Dans des études pionnières, notre équipe a montré que l'isoforme delta des phosphoinositide-3 kinases de classe I (PI3Kd) régule la polarité cellulaire et l'assemblage de la matrice extracellulaire dans les cellules épithéliales. Nous avons également révélé son rôle de censeur dans la plasticité et la différenciation des hépatocytes. Finalement, un autre travail de notre groupe montre que son expression est significativement augmentée dans le foie d'un sous-groupe de patients ayant un CHC induit par le VHC. Nous formulons donc l'hypothèse de travail que l'infection chronique par le VHC pourrait augmenter l'expression hépatique de la PI3Kd, conduire à des altérations de la matrice extracellulaire et entraîner ainsi des changements irréversibles de la morphogenèse hépatocellulaire via le processus de TEM. Cette cascade d'évènements serait responsable du développement de la fibrose et pourrait conduire au développement d'un CHC, même après éradication virale par les AAD. Dans ce projet de recherches, nous voulons tester l'hypothèse de travail que certains des changements que le VHC induit dans les hépatocytes qu'il infecte, incluant des altérations de leur polarité, de leur morphologie, de leur différenciation, de leurs fonctions, et, d'une façon générale, de leur plasticité (notamment via l'induction d'une TEM), peuvent, au moins partiellement, persister sur le long terme alors même que le virus a été éradiqué par traitement avec les AAD. Cette hypothèse expliquerait la progression de la pathogenèse hépatique jusqu'à sa complication terminale qu'est le développement d'un CHC, observé chez une fraction de patients ayant pourtant bénéficié d'une guérison au sens virologique du terme.

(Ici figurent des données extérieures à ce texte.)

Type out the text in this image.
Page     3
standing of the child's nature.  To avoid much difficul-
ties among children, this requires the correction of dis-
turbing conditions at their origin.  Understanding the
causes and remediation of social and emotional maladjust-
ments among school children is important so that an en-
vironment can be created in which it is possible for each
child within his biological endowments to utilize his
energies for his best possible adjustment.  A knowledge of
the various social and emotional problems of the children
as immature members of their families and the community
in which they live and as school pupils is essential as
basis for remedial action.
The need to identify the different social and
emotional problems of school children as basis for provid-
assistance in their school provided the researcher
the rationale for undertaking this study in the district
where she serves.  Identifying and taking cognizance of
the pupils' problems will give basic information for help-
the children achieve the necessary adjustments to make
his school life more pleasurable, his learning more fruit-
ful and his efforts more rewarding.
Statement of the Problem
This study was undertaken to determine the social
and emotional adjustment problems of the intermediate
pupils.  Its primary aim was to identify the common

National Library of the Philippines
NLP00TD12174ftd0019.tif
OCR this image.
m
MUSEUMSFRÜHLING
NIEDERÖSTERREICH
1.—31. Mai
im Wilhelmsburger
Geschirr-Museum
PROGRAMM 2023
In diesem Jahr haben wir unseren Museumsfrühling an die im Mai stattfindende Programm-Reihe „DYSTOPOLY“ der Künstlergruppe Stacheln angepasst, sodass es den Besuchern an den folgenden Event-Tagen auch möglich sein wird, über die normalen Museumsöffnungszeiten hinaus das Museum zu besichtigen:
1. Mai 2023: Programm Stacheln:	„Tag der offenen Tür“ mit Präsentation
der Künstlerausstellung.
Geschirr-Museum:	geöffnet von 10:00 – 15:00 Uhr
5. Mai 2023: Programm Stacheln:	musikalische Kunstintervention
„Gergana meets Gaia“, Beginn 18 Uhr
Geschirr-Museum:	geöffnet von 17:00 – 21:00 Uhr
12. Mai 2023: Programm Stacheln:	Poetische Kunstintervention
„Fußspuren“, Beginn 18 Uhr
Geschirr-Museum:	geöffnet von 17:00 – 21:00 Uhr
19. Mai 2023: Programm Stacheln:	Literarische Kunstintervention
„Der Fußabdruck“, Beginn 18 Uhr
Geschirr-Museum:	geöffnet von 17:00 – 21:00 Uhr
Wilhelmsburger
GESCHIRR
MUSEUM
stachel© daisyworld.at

Dans un premier temps - descriptif - du projet, le (ou la) doctorant(e) décrira les changements induits par une infection de novo par le VHC et identifiera ceux qui persistent après éradication du virus grâce au traitement par AAD, en utilisant deux modèles - les plus pertinents possibles - de culture d'hépatocytes humains sur le long terme. Il (ou elle) analysera aussi des échantillons de foie (tissu péritumoral) de malades ayant été infectés par le VHC puis traités efficacement par les AAD et ayant pourtant développé un CHC. Dans tous les cas, l'EMT sera quantifiée à l'aide d'un score basé sur des signatures transcriptomiques.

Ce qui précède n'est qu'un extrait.